Proprio questa “coraggiosa” incursione nel campo dello spirito ci ha consentito
di renderci conto non solo di quanto la scienza possa dare alle persone di
fede, ma anche quanto le persone di fede possano far notare a chi vive di
scienza: l’immersione nel credo religioso può realizzare nella mente di una
persona un’esclusione nei confronti di altre prospettive e paradigmi
interpretativi della realtà, ma può anche illuminare la mente di chi vive di
sola scienza circa possibilità mai considerate in precedenza. È il caso delle pratiche
di fede in grado di modificare i contenuti di coscienza, l’assetto funzionale
del cervello e la risposta immunitaria, che risulta migliorata. Un’intera
branca della psiconeuroimmunologia ha avuto origine da questi studi.
Dall’inizio
del 2022 stiamo discutendo e dibattendo delle cause di un’apparente riduzione
della coscienza collettiva nella società della comunicazione, in cui è possibile
trasmettere e diffondere dati, nozioni e fatti con una rapidità e un’ampiezza
mai conosciute nella storia. L’apparente inefficacia, in questo caso, di quanto
si trasmette per accrescere la consapevolezza e la responsabilità delle persone
ha orientato la nostra attenzione verso un problema di notevoli dimensioni:
manca a molti un paradigma di azione mentale per poter usufruire dei contenuti
trasmessi a vantaggio di una crescita di coscienza morale e responsabilità
verso il prossimo. Tali tipi di paradigmi non si “comunicano”, ma si apprendono
con intelligenza dell’esperienza, con applicazione individuale e pratica di
vita.
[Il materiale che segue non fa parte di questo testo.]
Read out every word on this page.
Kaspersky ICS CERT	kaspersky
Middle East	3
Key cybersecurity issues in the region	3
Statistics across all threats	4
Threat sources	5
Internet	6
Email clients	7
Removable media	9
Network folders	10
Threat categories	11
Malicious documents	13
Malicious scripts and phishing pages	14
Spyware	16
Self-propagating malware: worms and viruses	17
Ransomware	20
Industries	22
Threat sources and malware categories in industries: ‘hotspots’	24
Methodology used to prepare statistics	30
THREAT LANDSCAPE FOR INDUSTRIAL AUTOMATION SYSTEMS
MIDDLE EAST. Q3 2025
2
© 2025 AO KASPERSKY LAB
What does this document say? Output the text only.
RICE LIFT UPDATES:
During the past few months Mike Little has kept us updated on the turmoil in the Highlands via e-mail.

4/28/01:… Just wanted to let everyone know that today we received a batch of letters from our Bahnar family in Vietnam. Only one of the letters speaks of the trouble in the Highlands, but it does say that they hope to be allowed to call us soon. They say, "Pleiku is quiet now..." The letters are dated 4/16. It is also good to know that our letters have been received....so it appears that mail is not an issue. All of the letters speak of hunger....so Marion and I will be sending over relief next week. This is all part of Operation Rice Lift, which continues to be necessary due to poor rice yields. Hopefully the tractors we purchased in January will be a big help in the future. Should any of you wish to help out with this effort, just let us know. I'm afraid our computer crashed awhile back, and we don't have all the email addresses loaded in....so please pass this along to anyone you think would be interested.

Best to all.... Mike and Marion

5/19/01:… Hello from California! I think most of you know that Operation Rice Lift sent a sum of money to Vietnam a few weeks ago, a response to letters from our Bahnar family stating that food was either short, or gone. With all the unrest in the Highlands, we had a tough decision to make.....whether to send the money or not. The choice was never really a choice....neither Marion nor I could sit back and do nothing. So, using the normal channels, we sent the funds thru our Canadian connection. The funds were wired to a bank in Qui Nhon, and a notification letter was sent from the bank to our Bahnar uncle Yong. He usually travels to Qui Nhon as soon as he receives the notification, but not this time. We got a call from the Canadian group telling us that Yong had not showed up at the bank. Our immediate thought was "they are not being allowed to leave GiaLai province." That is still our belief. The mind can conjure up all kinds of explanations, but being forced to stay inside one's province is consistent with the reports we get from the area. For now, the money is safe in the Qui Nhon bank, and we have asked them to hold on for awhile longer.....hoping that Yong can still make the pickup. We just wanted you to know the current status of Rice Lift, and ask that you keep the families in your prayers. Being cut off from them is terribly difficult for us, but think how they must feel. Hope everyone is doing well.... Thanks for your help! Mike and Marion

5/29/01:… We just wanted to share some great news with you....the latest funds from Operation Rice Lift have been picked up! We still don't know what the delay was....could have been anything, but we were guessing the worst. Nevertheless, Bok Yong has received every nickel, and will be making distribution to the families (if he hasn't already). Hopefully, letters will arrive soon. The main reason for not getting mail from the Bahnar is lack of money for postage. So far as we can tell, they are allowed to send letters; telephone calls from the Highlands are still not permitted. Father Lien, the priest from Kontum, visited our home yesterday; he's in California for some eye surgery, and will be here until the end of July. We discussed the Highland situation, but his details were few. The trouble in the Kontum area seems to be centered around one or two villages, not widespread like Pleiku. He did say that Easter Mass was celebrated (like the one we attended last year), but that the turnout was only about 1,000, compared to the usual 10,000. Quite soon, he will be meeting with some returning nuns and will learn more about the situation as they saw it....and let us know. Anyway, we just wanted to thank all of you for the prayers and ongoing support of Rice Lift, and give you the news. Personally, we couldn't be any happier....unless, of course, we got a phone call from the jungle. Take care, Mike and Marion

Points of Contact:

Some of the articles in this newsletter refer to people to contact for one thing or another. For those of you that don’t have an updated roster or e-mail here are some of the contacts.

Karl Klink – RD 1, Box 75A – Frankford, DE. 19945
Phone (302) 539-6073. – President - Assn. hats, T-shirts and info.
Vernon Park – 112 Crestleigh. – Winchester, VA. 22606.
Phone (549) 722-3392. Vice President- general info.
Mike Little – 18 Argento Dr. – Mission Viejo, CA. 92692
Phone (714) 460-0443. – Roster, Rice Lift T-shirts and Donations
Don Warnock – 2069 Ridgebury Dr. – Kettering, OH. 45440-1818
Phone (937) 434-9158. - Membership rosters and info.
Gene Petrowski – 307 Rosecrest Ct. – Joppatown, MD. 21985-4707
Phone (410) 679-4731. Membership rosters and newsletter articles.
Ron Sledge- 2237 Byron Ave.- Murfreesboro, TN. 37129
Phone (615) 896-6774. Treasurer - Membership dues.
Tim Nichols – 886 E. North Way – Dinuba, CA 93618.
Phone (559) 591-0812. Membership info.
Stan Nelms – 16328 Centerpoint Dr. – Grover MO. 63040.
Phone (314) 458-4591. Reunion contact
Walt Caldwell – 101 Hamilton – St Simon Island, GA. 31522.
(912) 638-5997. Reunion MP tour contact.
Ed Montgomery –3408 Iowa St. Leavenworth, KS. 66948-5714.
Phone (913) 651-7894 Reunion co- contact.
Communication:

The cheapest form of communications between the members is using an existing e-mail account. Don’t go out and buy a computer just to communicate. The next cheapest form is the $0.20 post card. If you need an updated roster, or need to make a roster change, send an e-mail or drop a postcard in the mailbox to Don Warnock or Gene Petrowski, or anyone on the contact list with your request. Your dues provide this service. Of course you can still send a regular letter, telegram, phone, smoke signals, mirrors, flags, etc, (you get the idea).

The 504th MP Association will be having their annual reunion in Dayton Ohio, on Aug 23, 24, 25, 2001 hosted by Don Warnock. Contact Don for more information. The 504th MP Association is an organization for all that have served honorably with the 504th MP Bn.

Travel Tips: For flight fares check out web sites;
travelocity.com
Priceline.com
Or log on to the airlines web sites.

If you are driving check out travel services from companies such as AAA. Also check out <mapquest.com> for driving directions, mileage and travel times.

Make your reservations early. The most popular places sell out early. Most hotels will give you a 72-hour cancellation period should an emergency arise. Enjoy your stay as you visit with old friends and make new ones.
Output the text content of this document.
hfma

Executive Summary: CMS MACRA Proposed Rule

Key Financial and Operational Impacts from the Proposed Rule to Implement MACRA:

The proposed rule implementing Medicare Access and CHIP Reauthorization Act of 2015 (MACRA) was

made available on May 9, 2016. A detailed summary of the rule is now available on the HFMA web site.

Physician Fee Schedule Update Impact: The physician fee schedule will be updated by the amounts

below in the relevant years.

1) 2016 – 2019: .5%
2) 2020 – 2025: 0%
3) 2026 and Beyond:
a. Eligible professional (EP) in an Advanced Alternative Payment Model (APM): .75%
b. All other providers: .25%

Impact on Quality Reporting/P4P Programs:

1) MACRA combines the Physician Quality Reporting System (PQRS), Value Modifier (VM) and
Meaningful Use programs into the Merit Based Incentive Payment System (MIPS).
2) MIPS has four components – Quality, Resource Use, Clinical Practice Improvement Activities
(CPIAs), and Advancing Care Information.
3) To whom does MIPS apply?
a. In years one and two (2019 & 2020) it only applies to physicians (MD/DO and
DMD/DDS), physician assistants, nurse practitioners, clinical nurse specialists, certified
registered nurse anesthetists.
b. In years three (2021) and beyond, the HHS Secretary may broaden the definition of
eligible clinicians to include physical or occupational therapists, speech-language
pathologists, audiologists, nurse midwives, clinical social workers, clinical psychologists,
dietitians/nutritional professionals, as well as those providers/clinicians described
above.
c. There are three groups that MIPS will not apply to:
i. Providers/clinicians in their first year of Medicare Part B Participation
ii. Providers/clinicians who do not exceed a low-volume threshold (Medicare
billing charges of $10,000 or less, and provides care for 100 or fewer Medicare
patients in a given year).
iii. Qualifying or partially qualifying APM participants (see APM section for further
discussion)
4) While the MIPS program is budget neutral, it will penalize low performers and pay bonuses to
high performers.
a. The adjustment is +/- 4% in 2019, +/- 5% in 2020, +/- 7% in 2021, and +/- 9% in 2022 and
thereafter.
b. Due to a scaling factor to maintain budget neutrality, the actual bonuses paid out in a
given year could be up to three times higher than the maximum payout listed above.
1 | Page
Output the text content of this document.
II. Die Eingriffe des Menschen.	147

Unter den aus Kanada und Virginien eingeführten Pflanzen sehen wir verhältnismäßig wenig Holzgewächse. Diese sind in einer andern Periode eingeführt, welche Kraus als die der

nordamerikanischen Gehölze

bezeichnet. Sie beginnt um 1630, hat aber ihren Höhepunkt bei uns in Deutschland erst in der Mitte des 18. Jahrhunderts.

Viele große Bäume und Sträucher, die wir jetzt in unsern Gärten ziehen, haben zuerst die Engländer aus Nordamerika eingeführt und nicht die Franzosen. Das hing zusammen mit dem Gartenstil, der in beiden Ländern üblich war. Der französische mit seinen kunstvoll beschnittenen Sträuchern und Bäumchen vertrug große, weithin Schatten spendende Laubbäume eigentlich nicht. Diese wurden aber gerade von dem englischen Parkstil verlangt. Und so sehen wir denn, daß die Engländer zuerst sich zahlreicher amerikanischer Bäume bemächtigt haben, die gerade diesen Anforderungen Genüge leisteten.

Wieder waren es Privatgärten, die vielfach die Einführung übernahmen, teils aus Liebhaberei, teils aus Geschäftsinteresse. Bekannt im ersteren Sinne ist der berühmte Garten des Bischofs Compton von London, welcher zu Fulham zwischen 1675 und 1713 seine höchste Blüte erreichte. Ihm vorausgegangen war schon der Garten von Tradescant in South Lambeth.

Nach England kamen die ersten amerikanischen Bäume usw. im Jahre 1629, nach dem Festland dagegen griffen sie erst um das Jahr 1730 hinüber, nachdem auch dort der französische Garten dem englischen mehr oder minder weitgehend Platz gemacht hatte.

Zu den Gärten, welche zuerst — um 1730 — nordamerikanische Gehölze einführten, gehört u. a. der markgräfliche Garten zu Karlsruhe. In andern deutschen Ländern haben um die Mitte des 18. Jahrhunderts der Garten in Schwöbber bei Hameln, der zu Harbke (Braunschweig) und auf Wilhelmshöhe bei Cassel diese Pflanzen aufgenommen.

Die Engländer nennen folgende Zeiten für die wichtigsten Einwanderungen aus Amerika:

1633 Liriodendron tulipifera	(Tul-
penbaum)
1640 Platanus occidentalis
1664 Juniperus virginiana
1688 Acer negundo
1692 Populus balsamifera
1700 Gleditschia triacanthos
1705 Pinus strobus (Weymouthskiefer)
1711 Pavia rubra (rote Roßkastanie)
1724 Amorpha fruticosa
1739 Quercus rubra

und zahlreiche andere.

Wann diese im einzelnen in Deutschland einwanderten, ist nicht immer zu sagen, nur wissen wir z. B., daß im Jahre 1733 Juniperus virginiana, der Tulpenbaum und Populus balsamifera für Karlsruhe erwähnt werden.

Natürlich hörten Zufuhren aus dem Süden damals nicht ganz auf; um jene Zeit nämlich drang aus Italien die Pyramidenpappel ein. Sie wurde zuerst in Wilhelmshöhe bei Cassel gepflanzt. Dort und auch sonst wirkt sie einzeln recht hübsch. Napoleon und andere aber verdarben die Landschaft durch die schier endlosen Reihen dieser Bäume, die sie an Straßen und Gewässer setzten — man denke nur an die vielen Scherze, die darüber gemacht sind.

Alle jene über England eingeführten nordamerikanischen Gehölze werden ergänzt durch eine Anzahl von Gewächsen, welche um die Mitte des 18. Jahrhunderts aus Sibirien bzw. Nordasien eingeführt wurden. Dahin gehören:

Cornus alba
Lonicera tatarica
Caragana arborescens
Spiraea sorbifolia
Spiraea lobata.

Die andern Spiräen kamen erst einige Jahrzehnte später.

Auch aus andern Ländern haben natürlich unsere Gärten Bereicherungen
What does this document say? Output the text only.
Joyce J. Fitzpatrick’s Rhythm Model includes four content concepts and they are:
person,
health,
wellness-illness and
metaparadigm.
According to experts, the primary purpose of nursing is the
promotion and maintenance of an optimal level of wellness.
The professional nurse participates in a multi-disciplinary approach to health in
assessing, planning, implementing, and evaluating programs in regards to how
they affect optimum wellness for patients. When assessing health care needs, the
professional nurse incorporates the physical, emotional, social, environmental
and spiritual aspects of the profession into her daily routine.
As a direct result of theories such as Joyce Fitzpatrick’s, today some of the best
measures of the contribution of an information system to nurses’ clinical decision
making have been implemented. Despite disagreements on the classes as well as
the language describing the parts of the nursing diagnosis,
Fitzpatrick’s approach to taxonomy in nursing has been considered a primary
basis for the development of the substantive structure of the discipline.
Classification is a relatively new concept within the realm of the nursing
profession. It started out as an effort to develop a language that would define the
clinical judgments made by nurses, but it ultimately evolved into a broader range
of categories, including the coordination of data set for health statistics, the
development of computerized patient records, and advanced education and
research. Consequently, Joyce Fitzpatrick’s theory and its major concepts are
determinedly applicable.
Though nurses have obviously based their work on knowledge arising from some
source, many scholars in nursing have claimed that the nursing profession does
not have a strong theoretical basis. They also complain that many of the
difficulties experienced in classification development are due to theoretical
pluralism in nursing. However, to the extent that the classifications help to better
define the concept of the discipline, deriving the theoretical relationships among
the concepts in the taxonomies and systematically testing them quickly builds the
Molti di noi sono persuasi che la mancanza di un tale paradigma sia solo apparente,
un’apparenza dovuta alla disabitudine all’uso.
Se questo è
vero, allora alcune nostre “comunicazioni” possono ambire ad avere l’effetto di
risvegliare nella mente dei lettori una capacità sopita di mettere in moto le
proprie risorse cognitive e operare sui simboli recepiti in maniera attiva,
ricavandone una “presa di coscienza”. [BM&L-Italia news, febbraio, 2022].